佐伯くんと主従関係

つい口をついて出たのはそんな言葉で。



自分でもびっくりしてる。



「頑張るって結衣、何言ってんのか分かってんの?」



「わかっ、分かってますよ」



「テレビなんだぞ?」



「私は…!さ、佐伯家の執事です…」



佐伯家の誰かが困ってるなら執事が手助けする。



それは当たり前なこと。



「幹也さんが元気ないのは……嫌です」



「結衣…」

幹也さんは元気を振り分けられる人。



私がこの仕事を続けられる1つの理由、その明るさに何度も助けられてきたんだから。



「私は大丈夫なので、お願いします」



「…分かった」



幹也さんだってきっと断るのは嫌なんだ。



私の答え一つで幹也さんのこれからを左右したくない。



「ごめんな無理させて」



「い、いえ!私がテレビデビューできるなんて、親もきっと驚きます!」



そう言って笑うと、幹也さんは「そっか」と頷いた。

「じゃ、また明日な」



どこかまだ元気のない幹也さん。



私に背を向けて扉へと向かっていく。



きっと私を巻き込んでしまったと自暴自棄になっている。



「幹也さん!」



部屋から出て行く寸前の幹也さんを呼び止めると、ドアノブに手をかけながら振り向いた。



「幹也さんの力になれて嬉しいです、私」



だから元気出して、と心を込めて。



幹也さんはニッコリ笑って出て行った。



バタンと閉まった音が、どこか寂しく響いていた。

「あー暑い〜…」



8月に入ると2週間の夏休みをもらった。



なんとなんと、この2週間は何もしなくていいのだとか。



好きな時間に起きていいし、掃除も洗濯もしなくていい。



「三葉さん…明日は収録なんだろ?」



「そうですよ〜」



「そんなアイスばっかり食べて大丈夫なのか?」



ダラダラと今日で3つ目のアイスを食べる私に郁人さんが呆れて言う。



「1日で突然太ったりしないし大丈夫ですよ〜」



「いやそうじゃなくて、お腹壊したらどうするんだ…」

意外と心配性な郁人さん。



「そうですねぇ」



言いながらも食べる私。



「まあいいんじゃない、いつも仕事大変なんだし」



そこで同じくアイスを食べる悠くんがフォローしてくれた。



「でも…」



それでも郁人さんは納得いかない様子。



「じゃあこれ、残り食べます?」



あと一口ほどに小さくなったアイスを見せ、そう笑うと



「はぁ?」



郁人さんは案の定片眉を上げて嫌な顔をした。

「冗談ですよ〜」



「お前な…」



ケラケラ笑う私に郁人さんが溜め息をつく。



「いらないなら私食べちゃ「俺にちょーだい」



それは一瞬だった。



すぐ隣から声が聞こえ振り向いた時には



「!?」



私の手を掴んだ蒼さんにアイスを食べられてた。

「な、なに、何して…」



一部始終を見てた全員、言葉をなくす。



「何してって…結衣ちゃんが言ったんじゃん」



「わ、私が言ったのは郁人さんに「郁人じゃなかったらダメな理由って?」



「そ、そういうことじゃ…」



不覚だった。



みんながいれば何もしてこないものだと思い込んでた。



蒼さんにそんなこと関係ない…



「蒼お前…」



幹也さんが眉を寄せて蒼さんを見つめた。

口元を拭いながら、蒼さんが薄ら笑いを浮かべる。



「何?」



「…結衣で発散してんの?」



いつもより低く、はっきりとした口調で幹也さんは言った。



発散…?



「幹也、お前はいつもその話しに繋げるな」



「だってそうだろ」



「そうかそうじゃないかは幹也が決めることじゃない」



意味深な会話を続ける2人。



私には何も分からない。

「やめろ2人とも。

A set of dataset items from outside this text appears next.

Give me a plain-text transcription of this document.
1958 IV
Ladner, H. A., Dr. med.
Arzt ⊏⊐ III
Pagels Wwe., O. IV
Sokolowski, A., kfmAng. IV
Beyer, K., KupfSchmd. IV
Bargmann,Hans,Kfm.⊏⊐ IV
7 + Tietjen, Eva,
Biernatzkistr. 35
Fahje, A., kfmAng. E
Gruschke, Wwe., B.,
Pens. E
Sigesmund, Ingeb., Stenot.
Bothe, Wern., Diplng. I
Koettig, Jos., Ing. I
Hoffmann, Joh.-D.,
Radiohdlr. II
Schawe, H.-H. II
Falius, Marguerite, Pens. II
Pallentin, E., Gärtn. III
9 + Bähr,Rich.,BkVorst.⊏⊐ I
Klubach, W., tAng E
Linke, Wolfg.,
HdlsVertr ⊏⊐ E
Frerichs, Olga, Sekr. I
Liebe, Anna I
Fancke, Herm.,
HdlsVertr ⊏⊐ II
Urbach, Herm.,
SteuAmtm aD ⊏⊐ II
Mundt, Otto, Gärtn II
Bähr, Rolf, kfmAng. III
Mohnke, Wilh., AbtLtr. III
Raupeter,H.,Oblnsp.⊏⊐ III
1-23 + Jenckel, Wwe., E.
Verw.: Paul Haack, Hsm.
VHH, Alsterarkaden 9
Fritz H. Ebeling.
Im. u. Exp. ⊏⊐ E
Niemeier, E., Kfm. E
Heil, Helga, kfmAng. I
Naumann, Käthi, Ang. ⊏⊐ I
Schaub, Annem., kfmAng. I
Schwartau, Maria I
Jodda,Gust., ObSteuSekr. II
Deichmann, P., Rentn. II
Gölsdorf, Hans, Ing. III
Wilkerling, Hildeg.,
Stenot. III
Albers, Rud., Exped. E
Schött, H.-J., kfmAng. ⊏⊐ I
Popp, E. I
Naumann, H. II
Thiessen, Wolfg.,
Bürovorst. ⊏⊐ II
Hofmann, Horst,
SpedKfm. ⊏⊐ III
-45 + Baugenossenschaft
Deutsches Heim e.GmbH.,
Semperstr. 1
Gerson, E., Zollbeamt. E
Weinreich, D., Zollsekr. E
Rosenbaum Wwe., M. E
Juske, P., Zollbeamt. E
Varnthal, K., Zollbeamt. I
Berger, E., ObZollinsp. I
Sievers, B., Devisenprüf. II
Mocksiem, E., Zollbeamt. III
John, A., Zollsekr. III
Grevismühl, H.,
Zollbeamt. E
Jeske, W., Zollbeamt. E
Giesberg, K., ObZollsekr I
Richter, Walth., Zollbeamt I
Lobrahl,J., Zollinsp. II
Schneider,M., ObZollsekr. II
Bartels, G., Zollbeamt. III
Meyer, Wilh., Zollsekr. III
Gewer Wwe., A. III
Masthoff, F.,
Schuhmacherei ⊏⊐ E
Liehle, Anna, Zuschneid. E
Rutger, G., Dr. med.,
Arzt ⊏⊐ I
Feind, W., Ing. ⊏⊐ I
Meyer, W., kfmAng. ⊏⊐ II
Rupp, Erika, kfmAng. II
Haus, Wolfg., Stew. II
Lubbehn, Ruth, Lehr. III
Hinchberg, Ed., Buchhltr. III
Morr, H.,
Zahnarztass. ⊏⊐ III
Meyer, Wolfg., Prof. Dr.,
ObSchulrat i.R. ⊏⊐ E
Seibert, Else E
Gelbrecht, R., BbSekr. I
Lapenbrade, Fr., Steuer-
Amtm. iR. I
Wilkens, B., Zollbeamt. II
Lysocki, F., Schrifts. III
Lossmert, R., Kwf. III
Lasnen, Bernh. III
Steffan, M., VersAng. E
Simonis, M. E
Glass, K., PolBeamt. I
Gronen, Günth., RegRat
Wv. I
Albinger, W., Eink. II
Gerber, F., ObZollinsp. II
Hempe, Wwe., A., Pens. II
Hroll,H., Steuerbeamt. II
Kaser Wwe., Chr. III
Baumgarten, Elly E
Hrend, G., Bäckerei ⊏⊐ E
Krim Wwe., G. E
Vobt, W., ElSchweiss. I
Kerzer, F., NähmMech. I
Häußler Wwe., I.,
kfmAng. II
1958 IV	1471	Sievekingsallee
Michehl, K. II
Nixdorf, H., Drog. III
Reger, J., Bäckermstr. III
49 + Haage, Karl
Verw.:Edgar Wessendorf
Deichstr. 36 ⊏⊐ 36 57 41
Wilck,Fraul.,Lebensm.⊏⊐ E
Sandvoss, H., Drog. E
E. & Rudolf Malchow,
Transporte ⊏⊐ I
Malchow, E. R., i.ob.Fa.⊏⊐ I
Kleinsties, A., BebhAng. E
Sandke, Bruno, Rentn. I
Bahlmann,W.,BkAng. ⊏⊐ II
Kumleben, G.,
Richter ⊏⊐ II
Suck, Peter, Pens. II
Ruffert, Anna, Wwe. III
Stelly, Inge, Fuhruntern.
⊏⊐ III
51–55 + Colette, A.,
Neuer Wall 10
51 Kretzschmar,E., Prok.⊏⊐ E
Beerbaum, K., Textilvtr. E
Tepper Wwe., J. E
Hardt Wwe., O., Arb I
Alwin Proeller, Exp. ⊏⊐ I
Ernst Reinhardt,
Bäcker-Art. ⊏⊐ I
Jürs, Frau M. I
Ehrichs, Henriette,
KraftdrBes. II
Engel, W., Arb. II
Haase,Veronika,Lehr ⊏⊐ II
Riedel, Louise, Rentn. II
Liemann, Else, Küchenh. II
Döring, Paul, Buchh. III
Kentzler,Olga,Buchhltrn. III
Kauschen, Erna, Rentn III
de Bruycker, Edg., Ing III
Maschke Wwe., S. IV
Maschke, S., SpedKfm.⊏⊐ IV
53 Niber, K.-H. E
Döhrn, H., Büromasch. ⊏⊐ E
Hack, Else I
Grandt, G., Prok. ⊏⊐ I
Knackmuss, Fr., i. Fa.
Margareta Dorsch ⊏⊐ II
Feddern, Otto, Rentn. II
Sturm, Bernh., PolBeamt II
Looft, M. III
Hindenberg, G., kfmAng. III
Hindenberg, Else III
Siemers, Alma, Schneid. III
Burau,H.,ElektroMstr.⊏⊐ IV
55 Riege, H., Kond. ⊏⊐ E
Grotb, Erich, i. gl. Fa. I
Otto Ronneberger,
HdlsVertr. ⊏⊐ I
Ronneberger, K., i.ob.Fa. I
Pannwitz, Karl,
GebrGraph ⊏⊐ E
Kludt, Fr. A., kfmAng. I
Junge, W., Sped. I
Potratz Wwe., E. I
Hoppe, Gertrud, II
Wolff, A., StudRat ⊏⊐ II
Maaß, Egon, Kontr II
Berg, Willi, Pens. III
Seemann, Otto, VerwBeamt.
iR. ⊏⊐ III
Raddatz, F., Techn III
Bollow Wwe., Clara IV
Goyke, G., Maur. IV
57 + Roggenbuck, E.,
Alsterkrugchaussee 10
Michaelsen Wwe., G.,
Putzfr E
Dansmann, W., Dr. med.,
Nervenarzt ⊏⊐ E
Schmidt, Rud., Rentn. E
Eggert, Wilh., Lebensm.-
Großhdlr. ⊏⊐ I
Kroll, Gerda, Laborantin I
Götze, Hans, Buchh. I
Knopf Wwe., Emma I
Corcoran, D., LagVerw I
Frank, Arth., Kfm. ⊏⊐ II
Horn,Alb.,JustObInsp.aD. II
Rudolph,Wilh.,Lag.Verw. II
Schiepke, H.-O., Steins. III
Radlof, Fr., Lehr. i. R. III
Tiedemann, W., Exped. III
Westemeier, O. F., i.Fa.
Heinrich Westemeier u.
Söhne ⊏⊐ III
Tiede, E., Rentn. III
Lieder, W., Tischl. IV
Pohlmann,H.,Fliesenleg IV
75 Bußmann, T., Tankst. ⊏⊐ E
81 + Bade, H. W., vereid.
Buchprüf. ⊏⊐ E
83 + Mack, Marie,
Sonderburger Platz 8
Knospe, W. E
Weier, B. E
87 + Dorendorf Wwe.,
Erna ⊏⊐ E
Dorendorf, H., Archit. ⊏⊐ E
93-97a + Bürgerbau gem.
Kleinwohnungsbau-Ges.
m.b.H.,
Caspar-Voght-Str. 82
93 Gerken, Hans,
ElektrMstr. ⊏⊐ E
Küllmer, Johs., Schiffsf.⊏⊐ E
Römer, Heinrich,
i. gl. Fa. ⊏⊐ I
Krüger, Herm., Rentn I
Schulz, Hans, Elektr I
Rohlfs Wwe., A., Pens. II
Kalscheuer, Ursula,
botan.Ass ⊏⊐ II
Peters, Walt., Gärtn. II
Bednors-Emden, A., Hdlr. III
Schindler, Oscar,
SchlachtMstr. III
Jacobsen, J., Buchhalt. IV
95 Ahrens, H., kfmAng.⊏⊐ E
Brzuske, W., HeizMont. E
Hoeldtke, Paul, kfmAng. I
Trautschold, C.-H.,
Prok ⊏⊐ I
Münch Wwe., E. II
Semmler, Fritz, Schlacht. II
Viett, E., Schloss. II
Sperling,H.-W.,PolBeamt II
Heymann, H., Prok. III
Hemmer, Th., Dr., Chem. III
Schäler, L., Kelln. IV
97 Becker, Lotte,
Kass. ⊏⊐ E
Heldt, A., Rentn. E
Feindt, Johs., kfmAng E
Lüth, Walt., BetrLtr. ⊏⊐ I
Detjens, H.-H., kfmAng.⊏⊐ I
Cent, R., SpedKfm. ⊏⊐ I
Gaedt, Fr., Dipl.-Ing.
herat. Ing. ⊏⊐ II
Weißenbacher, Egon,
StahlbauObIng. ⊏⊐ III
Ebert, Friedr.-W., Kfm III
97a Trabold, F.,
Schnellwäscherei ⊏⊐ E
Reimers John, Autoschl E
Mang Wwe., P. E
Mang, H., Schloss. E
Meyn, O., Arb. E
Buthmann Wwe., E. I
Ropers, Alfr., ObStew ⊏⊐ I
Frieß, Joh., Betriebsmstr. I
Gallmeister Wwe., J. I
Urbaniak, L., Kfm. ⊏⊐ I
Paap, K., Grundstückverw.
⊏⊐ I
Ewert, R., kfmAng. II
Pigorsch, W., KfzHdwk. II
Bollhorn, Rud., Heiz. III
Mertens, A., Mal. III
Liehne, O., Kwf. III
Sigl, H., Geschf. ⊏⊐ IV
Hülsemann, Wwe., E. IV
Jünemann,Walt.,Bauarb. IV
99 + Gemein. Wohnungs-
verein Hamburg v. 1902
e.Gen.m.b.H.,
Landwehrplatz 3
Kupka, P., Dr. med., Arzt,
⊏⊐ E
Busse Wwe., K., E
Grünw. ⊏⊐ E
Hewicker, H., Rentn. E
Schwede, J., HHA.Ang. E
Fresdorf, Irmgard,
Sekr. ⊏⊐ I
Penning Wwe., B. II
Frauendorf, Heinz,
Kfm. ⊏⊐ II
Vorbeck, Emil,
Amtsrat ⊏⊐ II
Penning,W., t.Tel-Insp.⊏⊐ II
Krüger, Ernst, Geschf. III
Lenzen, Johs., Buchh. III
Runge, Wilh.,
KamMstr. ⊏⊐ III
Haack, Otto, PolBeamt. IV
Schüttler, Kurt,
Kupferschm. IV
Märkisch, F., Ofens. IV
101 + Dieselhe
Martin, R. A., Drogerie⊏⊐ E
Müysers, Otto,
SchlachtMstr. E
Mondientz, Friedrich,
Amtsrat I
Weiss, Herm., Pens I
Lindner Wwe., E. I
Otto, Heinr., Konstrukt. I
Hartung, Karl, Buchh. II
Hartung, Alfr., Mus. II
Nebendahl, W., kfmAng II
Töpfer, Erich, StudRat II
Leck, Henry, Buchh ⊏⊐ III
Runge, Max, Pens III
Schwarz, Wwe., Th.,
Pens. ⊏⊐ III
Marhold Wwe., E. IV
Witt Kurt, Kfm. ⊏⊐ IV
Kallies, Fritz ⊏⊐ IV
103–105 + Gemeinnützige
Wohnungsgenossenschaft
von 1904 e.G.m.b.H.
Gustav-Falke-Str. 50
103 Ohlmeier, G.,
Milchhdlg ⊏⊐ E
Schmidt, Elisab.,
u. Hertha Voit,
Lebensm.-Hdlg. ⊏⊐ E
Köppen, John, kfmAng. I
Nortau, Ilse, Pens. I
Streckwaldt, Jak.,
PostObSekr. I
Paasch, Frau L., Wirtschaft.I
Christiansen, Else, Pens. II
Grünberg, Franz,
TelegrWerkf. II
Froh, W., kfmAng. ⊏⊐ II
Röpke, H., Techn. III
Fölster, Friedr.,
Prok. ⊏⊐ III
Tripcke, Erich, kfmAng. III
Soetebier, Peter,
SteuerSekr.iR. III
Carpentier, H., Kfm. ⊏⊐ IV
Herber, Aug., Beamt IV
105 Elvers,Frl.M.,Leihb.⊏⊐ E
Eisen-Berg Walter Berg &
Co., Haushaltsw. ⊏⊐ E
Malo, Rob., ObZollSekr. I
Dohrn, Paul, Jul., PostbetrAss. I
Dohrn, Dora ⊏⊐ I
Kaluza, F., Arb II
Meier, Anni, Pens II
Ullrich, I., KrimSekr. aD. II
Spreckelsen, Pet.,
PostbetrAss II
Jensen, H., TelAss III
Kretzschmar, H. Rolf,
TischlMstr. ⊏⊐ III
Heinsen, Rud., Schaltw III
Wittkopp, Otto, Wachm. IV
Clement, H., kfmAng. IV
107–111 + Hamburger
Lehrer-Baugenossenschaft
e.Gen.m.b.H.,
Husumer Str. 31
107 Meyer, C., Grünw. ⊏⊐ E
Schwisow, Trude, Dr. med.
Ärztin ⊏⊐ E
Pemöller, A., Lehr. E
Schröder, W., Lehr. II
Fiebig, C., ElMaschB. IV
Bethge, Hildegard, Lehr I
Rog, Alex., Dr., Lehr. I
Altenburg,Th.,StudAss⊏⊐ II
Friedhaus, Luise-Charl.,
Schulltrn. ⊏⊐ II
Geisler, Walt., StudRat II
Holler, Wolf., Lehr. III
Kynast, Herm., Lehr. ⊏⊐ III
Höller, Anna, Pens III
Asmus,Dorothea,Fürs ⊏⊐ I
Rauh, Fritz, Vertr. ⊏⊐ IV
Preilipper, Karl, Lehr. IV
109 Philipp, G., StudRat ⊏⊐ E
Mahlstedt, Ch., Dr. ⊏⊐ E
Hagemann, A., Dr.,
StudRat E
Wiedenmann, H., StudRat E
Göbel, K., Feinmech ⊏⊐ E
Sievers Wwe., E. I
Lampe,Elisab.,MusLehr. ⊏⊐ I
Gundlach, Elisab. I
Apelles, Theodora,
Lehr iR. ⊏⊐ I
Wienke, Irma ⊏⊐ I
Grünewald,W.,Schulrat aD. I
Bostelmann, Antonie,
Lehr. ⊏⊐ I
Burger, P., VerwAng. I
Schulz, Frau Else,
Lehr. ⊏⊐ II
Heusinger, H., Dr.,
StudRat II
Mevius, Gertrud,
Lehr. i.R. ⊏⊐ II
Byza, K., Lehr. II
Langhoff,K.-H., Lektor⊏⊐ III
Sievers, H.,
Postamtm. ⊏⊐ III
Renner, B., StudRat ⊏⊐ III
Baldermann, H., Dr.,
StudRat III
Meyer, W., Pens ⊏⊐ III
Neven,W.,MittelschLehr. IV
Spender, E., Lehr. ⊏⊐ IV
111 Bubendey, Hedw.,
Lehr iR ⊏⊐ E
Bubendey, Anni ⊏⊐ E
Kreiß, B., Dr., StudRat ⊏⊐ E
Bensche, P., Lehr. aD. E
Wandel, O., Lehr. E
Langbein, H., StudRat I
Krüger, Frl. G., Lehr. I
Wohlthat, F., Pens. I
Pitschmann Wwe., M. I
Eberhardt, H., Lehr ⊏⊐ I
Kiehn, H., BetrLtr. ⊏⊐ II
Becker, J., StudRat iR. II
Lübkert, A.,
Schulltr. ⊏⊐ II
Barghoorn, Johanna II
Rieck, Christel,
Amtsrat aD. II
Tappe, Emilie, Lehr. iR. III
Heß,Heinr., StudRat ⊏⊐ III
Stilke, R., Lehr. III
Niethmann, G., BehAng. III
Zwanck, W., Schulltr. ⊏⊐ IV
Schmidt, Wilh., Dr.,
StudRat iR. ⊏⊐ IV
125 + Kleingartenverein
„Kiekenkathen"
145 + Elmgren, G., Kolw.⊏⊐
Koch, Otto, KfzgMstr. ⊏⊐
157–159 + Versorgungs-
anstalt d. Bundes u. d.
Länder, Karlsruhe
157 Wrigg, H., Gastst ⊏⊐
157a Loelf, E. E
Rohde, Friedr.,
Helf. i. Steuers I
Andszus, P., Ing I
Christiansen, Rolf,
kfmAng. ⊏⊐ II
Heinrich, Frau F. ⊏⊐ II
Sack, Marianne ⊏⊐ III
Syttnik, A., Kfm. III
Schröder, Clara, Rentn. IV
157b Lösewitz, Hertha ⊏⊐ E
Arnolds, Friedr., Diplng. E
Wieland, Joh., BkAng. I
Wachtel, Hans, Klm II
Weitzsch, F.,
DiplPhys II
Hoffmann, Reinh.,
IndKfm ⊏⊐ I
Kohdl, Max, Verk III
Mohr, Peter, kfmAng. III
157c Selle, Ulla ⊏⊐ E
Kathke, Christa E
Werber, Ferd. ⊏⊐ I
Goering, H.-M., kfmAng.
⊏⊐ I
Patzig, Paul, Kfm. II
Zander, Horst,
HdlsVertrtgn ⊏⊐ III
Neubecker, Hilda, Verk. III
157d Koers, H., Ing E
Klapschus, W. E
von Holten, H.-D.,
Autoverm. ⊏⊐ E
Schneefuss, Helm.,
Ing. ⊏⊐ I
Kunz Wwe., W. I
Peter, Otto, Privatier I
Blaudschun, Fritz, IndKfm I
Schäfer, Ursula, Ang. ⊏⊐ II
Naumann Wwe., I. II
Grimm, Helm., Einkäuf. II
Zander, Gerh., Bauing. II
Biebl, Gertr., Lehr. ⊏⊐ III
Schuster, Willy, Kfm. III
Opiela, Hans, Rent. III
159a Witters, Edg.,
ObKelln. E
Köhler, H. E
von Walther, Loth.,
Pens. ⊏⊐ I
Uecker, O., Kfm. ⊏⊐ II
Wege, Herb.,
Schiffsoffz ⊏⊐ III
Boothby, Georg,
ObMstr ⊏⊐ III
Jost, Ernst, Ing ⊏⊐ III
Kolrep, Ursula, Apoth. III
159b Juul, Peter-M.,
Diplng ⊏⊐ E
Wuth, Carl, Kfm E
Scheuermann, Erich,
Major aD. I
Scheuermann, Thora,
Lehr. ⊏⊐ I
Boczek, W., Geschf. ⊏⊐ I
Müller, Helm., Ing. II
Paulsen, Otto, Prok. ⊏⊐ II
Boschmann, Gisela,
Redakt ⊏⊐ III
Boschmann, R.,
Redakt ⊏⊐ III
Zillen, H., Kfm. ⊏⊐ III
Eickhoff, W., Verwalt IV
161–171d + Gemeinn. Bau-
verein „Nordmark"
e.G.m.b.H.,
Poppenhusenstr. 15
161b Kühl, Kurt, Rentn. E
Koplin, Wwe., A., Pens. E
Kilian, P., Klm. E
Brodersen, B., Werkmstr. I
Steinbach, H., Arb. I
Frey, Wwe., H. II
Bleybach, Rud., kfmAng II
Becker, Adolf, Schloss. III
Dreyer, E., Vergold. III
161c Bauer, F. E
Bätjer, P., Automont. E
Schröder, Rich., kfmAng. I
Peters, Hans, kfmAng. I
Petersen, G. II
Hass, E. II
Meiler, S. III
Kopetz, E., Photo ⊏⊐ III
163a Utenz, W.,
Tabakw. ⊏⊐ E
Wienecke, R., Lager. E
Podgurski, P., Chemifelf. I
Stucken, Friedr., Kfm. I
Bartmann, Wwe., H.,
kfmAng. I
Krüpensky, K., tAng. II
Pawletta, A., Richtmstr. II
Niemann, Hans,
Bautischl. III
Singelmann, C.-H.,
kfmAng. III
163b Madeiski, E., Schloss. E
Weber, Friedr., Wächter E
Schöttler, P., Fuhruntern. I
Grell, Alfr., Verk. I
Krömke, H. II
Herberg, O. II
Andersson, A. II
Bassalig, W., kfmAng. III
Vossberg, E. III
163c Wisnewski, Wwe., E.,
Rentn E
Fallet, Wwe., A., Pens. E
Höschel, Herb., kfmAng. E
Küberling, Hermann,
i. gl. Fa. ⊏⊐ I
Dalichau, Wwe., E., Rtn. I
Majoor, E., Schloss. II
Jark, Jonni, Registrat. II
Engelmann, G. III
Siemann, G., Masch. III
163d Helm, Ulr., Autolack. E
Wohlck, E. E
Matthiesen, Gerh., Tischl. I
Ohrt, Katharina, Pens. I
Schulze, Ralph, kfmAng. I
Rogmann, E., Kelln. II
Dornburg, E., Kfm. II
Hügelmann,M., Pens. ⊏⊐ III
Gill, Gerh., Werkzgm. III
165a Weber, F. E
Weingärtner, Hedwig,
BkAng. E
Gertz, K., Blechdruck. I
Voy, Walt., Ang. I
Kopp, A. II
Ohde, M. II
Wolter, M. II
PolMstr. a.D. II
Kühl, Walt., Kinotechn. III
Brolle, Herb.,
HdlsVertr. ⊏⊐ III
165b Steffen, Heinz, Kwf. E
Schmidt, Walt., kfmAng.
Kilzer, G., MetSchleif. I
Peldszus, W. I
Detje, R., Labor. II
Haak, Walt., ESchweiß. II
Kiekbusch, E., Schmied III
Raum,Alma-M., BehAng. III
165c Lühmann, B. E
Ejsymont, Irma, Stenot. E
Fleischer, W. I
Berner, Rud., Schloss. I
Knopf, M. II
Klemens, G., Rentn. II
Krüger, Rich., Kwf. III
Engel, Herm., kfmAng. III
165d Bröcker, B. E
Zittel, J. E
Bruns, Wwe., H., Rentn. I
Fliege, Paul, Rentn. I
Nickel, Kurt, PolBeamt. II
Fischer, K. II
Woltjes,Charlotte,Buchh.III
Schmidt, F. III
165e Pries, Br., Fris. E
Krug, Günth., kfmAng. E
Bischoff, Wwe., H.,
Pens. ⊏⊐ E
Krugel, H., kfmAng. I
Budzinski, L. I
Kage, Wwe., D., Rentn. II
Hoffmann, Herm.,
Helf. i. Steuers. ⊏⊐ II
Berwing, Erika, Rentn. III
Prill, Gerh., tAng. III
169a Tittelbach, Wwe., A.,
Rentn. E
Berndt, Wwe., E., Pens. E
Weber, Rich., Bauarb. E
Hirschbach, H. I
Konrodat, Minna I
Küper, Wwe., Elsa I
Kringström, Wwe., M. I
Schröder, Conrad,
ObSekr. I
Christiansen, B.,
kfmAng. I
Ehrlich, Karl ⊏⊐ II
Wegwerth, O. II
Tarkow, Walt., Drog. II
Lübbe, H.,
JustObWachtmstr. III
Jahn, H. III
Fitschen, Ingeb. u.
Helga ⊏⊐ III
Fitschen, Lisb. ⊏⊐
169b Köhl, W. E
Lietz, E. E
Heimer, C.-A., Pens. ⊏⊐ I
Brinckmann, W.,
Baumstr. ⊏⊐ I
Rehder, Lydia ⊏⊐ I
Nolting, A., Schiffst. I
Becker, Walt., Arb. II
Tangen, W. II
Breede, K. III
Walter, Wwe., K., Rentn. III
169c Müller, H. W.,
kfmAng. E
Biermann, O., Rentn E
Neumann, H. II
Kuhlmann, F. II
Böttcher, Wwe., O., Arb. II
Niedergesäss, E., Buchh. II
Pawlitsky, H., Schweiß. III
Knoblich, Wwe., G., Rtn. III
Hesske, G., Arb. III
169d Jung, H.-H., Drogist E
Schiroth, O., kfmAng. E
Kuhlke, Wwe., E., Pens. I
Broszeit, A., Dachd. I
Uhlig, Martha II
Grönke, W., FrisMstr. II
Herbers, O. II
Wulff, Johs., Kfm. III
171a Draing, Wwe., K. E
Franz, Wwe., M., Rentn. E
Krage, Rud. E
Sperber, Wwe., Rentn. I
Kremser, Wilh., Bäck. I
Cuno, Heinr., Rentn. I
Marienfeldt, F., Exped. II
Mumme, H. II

三葉さんの前で」



郁人さんの制止の声で、2人はお互いの目を逸らした。



「あ、えと…蒼さんは私の言葉でアイスを食べただけで……い、いつも人のことからかうしそんな感じの…」



なんとも言えない空気を変えるべく、一生懸命言葉を探す。



だけど、重くなってしまった空気が軽くなることはなかった。



「…えっと……」



佐伯家の過去を知らないこと、初めて悔しいと思った。



私の知らない話しがあるのは当然なのに。



誰よりも自分が、佐伯家の理解者でありたいと思った。